Pourquoi certaines personnes ont peur de contact physique


« Toucher » voilà un verbe psychomoteur. Quand on ne peut pas toucher quelqu`un physiquement, on ne peut pas atteindre la personne psychologiquement non plus, parait-il.


« Notre façon à nous engager dans le toucher physique, qu'il s'agisse d`une simple tape dans le dos ou de s`enlacer avec un ami, provient souvent des expériences de notre petite enfance », explique Suzanne Degges-White, professeure de suivi psychologique du Northern Illinois University. Une étude publiée en 2012 dans Comprehensive Psychology a révélé que les personnes qui ont été élevées par des parents qui étaient des « câlineurs fréquents » étaient plus susceptibles d'être des câlineurs eux-mêmes une fois à l'âge adulte. L'étude a conclu que « le câlin est un élément important dans l'éducation émotionnelle d'un enfant ». Comme le disait Virginie Satir, fameuse thérapeute de famille du siècle dernier :

« Nous avons besoin de 4 câlins par jour pour survivre. De 8 câlins par jour pour vivre. Nous avons besoin de 12 câlins par jour pour évoluer ». Bien vu, Mme Satir !


Inversement, pour les enfants élevés par les non-câlineurs, Degges-White dit, la pensée même de câlins pourrait les rendre mal à l'aise. Ce mode opératoire est souvent reproduit par les personnes élevées ainsi avec leurs propres enfants une fois qu`ils deviennent eux-mêmes parents.

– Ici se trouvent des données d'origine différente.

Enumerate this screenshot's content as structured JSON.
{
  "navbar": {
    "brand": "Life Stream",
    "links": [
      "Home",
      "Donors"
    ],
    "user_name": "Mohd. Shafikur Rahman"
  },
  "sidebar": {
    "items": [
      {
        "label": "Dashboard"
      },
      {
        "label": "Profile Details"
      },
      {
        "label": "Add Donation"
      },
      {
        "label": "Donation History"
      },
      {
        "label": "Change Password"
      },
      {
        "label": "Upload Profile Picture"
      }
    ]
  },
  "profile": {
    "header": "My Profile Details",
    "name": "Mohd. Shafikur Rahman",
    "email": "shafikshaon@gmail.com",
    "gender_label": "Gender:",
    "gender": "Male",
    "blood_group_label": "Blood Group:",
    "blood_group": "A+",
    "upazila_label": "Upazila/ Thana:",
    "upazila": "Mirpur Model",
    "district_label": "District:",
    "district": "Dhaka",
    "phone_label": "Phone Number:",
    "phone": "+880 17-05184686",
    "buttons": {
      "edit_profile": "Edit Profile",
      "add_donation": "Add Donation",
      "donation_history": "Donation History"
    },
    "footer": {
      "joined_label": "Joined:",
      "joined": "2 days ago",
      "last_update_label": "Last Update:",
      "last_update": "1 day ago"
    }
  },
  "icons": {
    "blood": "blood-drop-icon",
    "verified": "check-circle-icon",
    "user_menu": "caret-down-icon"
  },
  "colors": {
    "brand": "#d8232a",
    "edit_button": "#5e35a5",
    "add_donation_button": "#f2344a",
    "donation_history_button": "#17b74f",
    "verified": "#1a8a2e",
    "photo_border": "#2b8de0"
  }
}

Pourtant, il y a aussi des cas où grandir sans toucher physique peut effectivement avoir l'effet inverse. « Certains enfants grandissent et se sentent « affamés » pour le toucher et deviennent des « câlineurs sociaux » qui ne peuvent pas saluer un ami sans une étreinte ou une touche sur l'épaule, » dit Degges-White. Cela peut être vous a fait penser à un de vos amis, ce gentil gars débordant d`affection, qui marche tout le temps sur vos pieds ? 😊


Vous avez compris, que vous ayez grandi dans une famille qui a toujours été très câline ou vous ayez été élevé dans un environnement qui manquait de toucher, ces facteurs ont un impact physiologique et psychologique durable. Tant pis ou tant mieux !


Darcia Narvaez, professeur de psychologie à l'Université de Notre-Dame, dit qu'il y a deux façons principales dont le manque de toucher peut affecter un corps en croissance : il peut conduire à un nerf vague sous-développé, un faisceau de nerfs qui va de la moelle épinière à l’abdomen, et qui selon la recherche peut diminuer la capacité des gens à être intime ou compatissant. Cela peut egalement avoir comme conséquence un sous-développement de l`hypophyse, la glande qui secrète l`ocytocine. L`ocytocine - cette hormone magique qui aide les mammifères à former des liens avec les siens, et qui est libérée en quantités importantes lors d`un accouchement. On a tous vu la vidéo de la jeune maman chienne qui adopte un chaton et l`élève comme son propre enfant. C`est justement l`ocytocine qui en est responsable !


Pour preuve, Narvaez cite un groupe d'orphelins roumains, qui ont été au centre d'une étude datant de 2014 sur l'impact durable de la négligence physique sur les cerveaux en développement. Les orphelins roumains, qui ont été adoptés avaient des systèmes d'ocytocine défectueux, selon l'étude. « Ils ont à peine été touchés à l'orphelinat et n'ont donc pas montré l'augmentation de l'ocytocine — « l'hormone du câlin », une fois assis sur les genoux de leurs parents adoptifs ; en opposition aux enfants qui ont grandis dans les familles unies », explique Narvaez.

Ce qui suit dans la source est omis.